Governor Scioli speaks in the city of La Plata last week alongside Security Minister Alejandro Granados (right).
Provincial Comission for Memory: move is a setback, ‘violates the rights’ of detaineees

The Provincial Commission for Memory (CPM) human rights organization yesterday criticized the recent decision by Governor Daniel Scioli’s administration and Security Minister Alejandro Granados to hold prisoners police stations cells as part of the emergency security measures announced last April and said the move “violated the rights” of the detained.

“It’s an unfortunate and regressive measure. (The Scioli administration) is re-opening the same cells that were ordered closed,” Rodrigo Pomares, the Democratic Security director of the CPM, said.

Resolution number 642, signed by Granados, was presented as an alleged solution by Scioli’s government to the large number of people arrested after declaring “the state of security emergency” in the country’s most populous province.

Contradictions

The CPM representative recalled a number of resolutions signed by former security minister Carlos Casal in 2011 and 2012 following reports of poor conditions in cells in police stations in Buenos Aires province and said the new move — sponsored by Granados — contradicted earlier decisions by the Scioli administration.

It is worth noting that those decisions were not taken autonomously by the provincial government but rather following judicial orders to close some 200 police-station prison cells across the province.

“Of the 4,600 prisoners housed in police stations in 2009, we ended up with some 700 in 2013,” Pomares told news portal Infocielo. “We managed to bring down the number of prisoners held in unprepared facilities — despite the collapse in the penal system, it was a progressive trend.”

The decision is also at odds with the so-called “Verbitsky case,” a 2005 ruling in which the Supreme Court ordered the Buenos Aires province empty its police station cells.

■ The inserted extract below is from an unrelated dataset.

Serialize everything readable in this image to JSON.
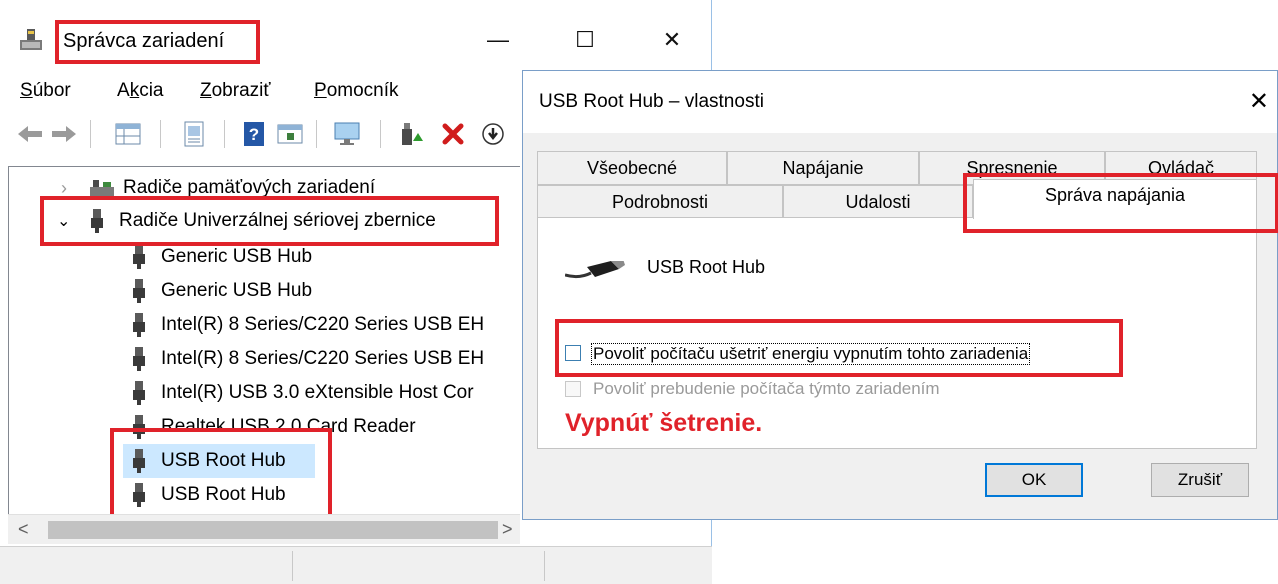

In line with international treaties, Pomares stressed that any security policy must include the progressive withdrawal of prisoners held in police cells because “police dungeons are not fit” for inmates to live in.

He added that “police officers should not be in charge of the custody” of prison cells.

“Police officers are not prepared for this task ... they’re supposed to prevent crime,” he insisted.

Days earlier, Nuevo Encuentro provincial lawmaker Mónica Macha — the head of the Human Rights Committee of the BA province legislature — said that having inmates held in police cells once again “was a clear setback” in human-rights progress.